The bill confronts a classic trade‑off: accelerate the production of affordable housing by narrowing local discretion and increasing judicial enforcement, or preserve local control to address site‑specific health, safety, environmental, and community concerns; SB 681 favors statewide housing outcomes at the expense of local regulatory flexibility, leaving courts and administrators to reconcile competing priorities in technical, evidence‑driven disputes.

SB 681 heightens state control over local land‑use decisions in the name of accelerating affordable housing, but that central objective creates predictable implementation challenges. First, courts will be asked to parse technical concepts—what precisely constitutes a “specific, adverse impact” tied to public health or safety, or when compliance would render a project “unaffordable.” Those determinations require standardized evidentiary practices; absent clear administrative guidance, litigation will increase as the mechanism for resolving inherently policy‑laden disputes.

Second, the builder’s‑remedy density formulas and the treatment of density bonuses reduce some unpredictability for developers but invite compliance and measurement disputes. Determining the applicable baseline densities, calculating the 35‑units‑per‑acre adjustment in opportunity/transit locations, and applying minimum density rules near commuter/heavy rail will require careful mapping, census‑tract analysis, and possibly new local procedures.

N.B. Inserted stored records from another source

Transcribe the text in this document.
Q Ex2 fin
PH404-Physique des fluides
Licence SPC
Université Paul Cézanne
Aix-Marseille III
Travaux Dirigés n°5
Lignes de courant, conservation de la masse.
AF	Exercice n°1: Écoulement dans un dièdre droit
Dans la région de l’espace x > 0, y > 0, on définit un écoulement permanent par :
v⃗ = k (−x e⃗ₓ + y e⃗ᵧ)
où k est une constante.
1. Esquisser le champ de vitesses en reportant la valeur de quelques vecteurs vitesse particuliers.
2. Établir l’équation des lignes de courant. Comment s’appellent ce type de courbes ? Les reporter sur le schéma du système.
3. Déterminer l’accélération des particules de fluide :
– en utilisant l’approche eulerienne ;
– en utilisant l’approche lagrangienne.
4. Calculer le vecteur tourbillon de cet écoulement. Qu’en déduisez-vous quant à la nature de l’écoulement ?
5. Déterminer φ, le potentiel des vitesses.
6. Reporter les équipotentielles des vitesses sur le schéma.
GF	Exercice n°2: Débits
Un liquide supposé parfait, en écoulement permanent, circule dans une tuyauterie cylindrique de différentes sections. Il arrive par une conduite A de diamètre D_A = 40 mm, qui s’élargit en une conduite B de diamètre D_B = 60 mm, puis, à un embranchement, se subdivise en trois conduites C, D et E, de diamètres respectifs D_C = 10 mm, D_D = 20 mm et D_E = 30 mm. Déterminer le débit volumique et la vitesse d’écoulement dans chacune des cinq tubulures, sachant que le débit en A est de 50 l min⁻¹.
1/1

Third, the bill’s financial remedies—large per‑unit fines and multipliers for bad‑faith conduct—create a blunt fiscal pressure on localities that may generate unintended consequences, such as localities shifting costs elsewhere or increasing discretionary fees that are still permitted.

Finally, the statute contains a complex mix of temporally limited CEQA‑related provisions and transitional rules for pre‑2025 projects. That temporary architecture could produce a two‑tiered universe of project rights and obligations, complicating project risk assessments.

Implementation depends heavily on secondary actions—HCD forms and definitions, local checklist practices, and consistent administrative recordkeeping—areas where funding, training, and guidance will determine whether the statute speeds housing production or simply increases litigation and compliance costs.